Joanna mendesah berat. "Bagaimana bisa ada orang sejahat itu ..." gumamnya.
"Bukankah dunia ini memang penuh dengan orang jahat?" celetuk Zen.
Joanna menatap Zen geli. "Kau bahkan tidak mengenal cukup banyak orang untuk mengatakan itu."
"Tapi, hanya orang-orang jahat yang kukenal sepanjang hidupku," sahut Zen.
Joanna tersenyum simpati. "Itu karena kau belum pernah pergi ke luar lingkaran hitam itu," ucapnya. "Di dunia ini juga banyak orang baik. Tapi selama ini, kebanyakan orang jahatlah yang berkuasa di dunia ini."
"Bagaimana kau mengkategorikan orang jahat dan orang baik?" tanya Zen.
Joanna mengedikkan bahu santai. "Hanya mereka yang punya hati nurani, dan yang tidak. Apa kau pernah mendengar, tidak semua penjahat adalah orang jahat? Aku percaya dengan pernyataan itu. Lagipula, kebanyakan orang yang tampaknya tidak melakukan kejahatan, justru melakukan lebih banyak kejahatan yang ditutupi kemunafikan. Orang-orang itu pasti tidak punya hati nurani. Menurutku, mereka yang masih memiliki hati nurani, adalah orang-orang baik. Karena di dunia ini, kita tidak bisa menghakimi seseorang dari status mereka. Terkadang, orang yang kita pikir lebih rendah dari orang lain, adalah orang yang lebih layak untuk hidup sebagai manusia."
Zen tertegun. Gadis ini ... bagaimana dia ...?
"Oh, siang ini aku akan bertemu dengan temanku. Seorang detektif polisi. Aku bekerja sama dengannya. Aku menyelidiki kasus ini untuk membantunya, jadi aku harus memberikan laporan ini padanya siang nanti. Kau tinggal di sini tidak apa-apa, kan? Aku akan membelikan makan siang untukmu nanti," kata Joanna.
Zen tak mengatakan apa pun, dan hanya mengangguk. Ia masih menatap Joanna ketika gadis itu kembali sibuk dengan berkasnya, dan mulai mencatat di atas sebuah note.
***
"Tidak ada saksi," keluh Joanna ketika ia duduk di sofa untuk tamu dengan lesu. Tangan kanannya kemudian terangkat, menunjukkan tas plastik berisi makan siang untuk Zen.
Zen yang tadinya sedang menonton televisi di sofa seberang Joanna, kontan berdiri. "Aku sudah lapar," katanya.

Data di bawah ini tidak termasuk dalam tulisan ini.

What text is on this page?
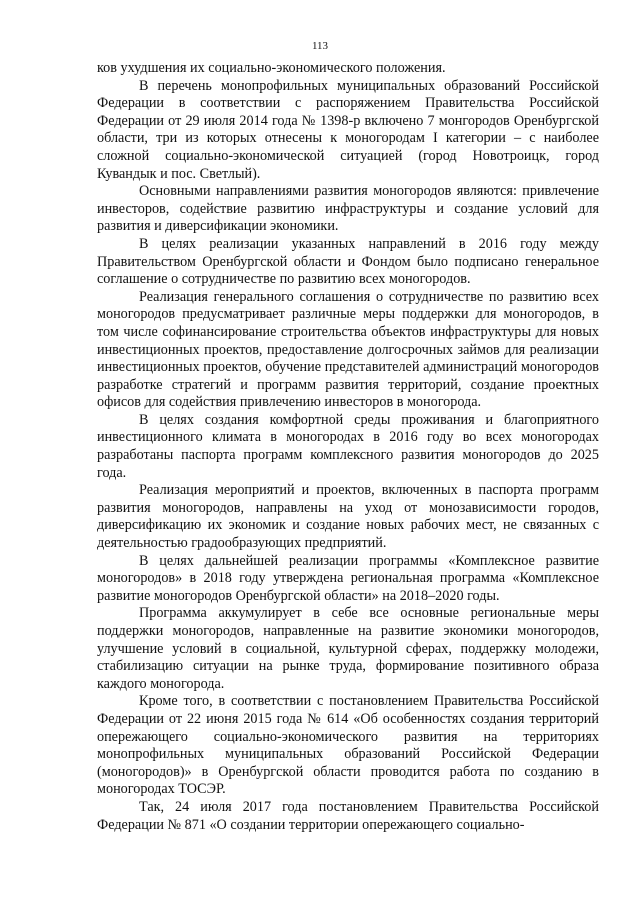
113

ков ухудшения их социально-экономического положения.

В перечень монопрофильных муниципальных образований Российской Федерации в соответствии с распоряжением Правительства Российской Федерации от 29 июля 2014 года № 1398-р включено 7 монгородов Оренбургской области, три из которых отнесены к моногородам I категории – с наиболее сложной социально-экономической ситуацией (город Новотроицк, город Кувандык и пос. Светлый).

Основными направлениями развития моногородов являются: привлечение инвесторов, содействие развитию инфраструктуры и создание условий для развития и диверсификации экономики.

В целях реализации указанных направлений в 2016 году между Правительством Оренбургской области и Фондом было подписано генеральное соглашение о сотрудничестве по развитию всех моногородов.

Реализация генерального соглашения о сотрудничестве по развитию всех моногородов предусматривает различные меры поддержки для моногородов, в том числе софинансирование строительства объектов инфраструктуры для новых инвестиционных проектов, предоставление долгосрочных займов для реализации инвестиционных проектов, обучение представителей администраций моногородов разработке стратегий и программ развития территорий, создание проектных офисов для содействия привлечению инвесторов в моногорода.

В целях создания комфортной среды проживания и благоприятного инвестиционного климата в моногородах в 2016 году во всех моногородах разработаны паспорта программ комплексного развития моногородов до 2025 года.

Реализация мероприятий и проектов, включенных в паспорта программ развития моногородов, направлены на уход от монозависимости городов, диверсификацию их экономик и создание новых рабочих мест, не связанных с деятельностью градообразующих предприятий.

В целях дальнейшей реализации программы «Комплексное развитие моногородов» в 2018 году утверждена региональная программа «Комплексное развитие моногородов Оренбургской области» на 2018–2020 годы.

Программа аккумулирует в себе все основные региональные меры поддержки моногородов, направленные на развитие экономики моногородов, улучшение условий в социальной, культурной сферах, поддержку молодежи, стабилизацию ситуации на рынке труда, формирование позитивного образа каждого моногорода.

Кроме того, в соответствии с постановлением Правительства Российской Федерации от 22 июня 2015 года № 614 «Об особенностях создания территорий опережающего социально-экономического развития на территориях монопрофильных муниципальных образований Российской Федерации (моногородов)» в Оренбургской области проводится работа по созданию в моногородах ТОСЭР.

Так, 24 июля 2017 года постановлением Правительства Российской Федерации № 871 «О создании территории опережающего социально-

Joanna tersenyum menyesal. "Maaf, aku sama sekali tidak menyangka akan selama tadi. Temanku berkata kasus ini akan sedikit sulit karena tidak ada saksi, atau lebih tepatnya, tidak ada yang cukup berani untuk bersaksi."
Zen mengerutkan kening heran. "Adakah yang seperti itu?"
Joanna mengangguk. "Banyak. Membeli kesaksian, melenyapkan saksi, itu hal biasa. Itulah kenapa terkadang para saksi enggan ikut campur dengan kasus seperti ini. Bahkan meskipun mereka tahu, mereka lebih memilih untuk tutup mulut."
Zen duduk dengan lesu di sofa. "Di dunia ini ... kenapa ada begitu banyak ketidakadilan?"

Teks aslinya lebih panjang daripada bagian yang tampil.